Hi! I’m trying to model a Gaussian mixture model using the stick breaking process:
My model goes as follows:

    with pm.Model() as st_model:
        alpha = pm.Gamma("alpha", 1.0, 1.0)
        beta = pm.Beta("beta", 1, alpha, shape=(K,))
        w = pm.Deterministic("ws", stick_breaking(beta))
        mu = pm.Gamma("mu_p", mu=0.1, sigma=0.1, shape=(K,))
        sigma = pm.Gamma("sigma_p", mu=0.1, sigma=0.1, shape=(K,))

        obs = pm.NormalMixture(
            "likelihood", w, mu, sigma=sigma, observed=data, shape=data.shape

Prior predictive check seems correct as to this plot (observed data in orange):
That plot was made using the following function (pymc errors when I try to sample the likelihood when using a mixture model):

def sample_mixture(observed, prior_data):
    xs = np.linspace(observed.min(), 1.1*observed.max(), 2000)

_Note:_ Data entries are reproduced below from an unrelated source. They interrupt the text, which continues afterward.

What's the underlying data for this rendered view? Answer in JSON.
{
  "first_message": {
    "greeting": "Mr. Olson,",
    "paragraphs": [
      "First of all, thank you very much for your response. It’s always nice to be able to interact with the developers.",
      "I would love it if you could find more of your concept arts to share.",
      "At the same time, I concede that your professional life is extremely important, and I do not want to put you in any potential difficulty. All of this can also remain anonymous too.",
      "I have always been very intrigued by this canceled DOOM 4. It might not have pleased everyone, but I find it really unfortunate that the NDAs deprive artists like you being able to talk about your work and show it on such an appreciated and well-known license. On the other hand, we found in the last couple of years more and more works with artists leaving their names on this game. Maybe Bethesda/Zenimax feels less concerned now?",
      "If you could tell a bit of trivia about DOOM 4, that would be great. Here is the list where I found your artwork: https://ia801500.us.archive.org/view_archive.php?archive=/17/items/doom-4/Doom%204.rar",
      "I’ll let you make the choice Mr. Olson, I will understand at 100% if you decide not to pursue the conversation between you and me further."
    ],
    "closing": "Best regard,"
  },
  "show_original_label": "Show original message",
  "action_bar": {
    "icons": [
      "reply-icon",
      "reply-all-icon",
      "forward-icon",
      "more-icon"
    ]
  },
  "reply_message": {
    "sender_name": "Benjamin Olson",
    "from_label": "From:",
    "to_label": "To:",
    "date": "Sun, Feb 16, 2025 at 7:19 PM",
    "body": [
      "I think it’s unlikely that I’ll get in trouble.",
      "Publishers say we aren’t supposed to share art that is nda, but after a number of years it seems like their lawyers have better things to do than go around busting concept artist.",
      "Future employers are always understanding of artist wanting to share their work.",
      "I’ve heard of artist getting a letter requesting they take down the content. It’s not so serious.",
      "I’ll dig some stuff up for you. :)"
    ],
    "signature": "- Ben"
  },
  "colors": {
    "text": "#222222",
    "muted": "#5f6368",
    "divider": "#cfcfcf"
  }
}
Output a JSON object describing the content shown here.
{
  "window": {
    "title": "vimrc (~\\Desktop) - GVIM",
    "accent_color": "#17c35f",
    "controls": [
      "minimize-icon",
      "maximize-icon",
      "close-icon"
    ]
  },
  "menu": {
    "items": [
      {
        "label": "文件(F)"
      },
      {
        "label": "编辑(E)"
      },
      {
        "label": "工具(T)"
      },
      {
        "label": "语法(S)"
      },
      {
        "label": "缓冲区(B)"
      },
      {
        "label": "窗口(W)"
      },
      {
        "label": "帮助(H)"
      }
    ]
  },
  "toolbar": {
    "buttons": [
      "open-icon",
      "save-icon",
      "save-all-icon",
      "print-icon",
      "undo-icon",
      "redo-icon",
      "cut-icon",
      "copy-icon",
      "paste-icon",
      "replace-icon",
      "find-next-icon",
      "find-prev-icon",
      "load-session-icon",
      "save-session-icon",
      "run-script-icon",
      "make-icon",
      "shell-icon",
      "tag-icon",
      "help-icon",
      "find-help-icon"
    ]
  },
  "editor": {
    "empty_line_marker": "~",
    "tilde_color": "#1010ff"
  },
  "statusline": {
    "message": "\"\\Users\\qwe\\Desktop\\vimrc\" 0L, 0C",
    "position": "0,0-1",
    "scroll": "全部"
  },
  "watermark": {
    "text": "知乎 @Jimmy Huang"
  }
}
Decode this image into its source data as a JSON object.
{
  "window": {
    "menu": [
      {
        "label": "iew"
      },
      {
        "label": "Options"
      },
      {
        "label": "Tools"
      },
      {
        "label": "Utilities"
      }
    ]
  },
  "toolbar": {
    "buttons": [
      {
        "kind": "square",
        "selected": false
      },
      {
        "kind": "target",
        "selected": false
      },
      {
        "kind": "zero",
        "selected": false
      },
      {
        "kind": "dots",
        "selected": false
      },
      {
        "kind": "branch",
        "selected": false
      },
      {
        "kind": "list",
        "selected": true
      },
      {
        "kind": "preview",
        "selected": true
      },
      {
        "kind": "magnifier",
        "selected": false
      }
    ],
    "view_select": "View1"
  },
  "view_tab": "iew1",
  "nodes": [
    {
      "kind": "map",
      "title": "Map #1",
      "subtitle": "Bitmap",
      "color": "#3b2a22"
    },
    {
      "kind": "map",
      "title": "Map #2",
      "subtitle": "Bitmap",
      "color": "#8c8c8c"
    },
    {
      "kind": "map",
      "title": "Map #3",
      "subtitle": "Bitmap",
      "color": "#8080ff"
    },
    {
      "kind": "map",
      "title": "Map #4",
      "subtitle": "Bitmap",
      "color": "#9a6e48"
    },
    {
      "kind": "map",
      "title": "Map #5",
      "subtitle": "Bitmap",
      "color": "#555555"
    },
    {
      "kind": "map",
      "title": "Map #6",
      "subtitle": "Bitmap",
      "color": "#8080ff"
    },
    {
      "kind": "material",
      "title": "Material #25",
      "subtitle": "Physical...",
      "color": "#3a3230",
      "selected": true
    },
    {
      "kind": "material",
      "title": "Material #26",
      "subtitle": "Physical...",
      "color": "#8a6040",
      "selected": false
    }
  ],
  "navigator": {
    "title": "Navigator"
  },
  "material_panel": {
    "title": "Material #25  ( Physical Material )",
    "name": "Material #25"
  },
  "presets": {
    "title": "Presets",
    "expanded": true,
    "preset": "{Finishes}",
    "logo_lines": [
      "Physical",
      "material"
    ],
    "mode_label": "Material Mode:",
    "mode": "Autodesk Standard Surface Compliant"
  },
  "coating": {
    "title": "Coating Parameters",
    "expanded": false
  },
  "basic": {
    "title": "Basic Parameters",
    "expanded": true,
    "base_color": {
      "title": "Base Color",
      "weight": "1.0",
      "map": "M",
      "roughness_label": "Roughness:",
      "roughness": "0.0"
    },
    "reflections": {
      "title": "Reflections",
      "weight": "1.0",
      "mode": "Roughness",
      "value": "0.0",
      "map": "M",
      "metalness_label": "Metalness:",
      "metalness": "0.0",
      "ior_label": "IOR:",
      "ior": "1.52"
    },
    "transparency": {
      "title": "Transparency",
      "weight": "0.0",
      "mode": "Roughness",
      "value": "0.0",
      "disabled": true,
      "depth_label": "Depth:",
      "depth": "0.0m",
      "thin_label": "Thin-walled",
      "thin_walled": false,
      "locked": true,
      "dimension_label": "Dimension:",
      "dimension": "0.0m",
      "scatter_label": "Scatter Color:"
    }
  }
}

    mu_p = prior_data.prior["mu_p"].mean(("chain", "draw")).to_numpy()
    sigma_p = prior_data.prior["sigma_p"].mean(("chain", "draw")).to_numpy()
    ws = prior_data.prior["ws"].mean(("chain", "draw")).to_numpy()
    cdfs = np.array([w*stats.norm(loc=mu, scale=s).cdf(xs) for mu, s, w in zip(mu_p, sigma_p, ws)])
    cdfs = cdfs.sum(axis=0)
    u_samps = np.linspace(0, 1, 2000)
    sampled = np.fromiter((xs[cdfs<=p][-1] for p in u_samps), dtype=np.float32)

    fig, ax = plt.subplots()
    sns.histplot({"sampled_score": sampled}, x="sampled_score", ax=ax)
    sns.histplot({"observed_score": observed}, x="observed_score", ax=ax)

I’m having trouble with sampling from this model as initial evaluation fails. This hints that the prior is not fit but my plot seems to indicate the contrary.
What I’m not seeing here?

1 Like

Can you provide a runnable version of your code that produces the error you are seeing?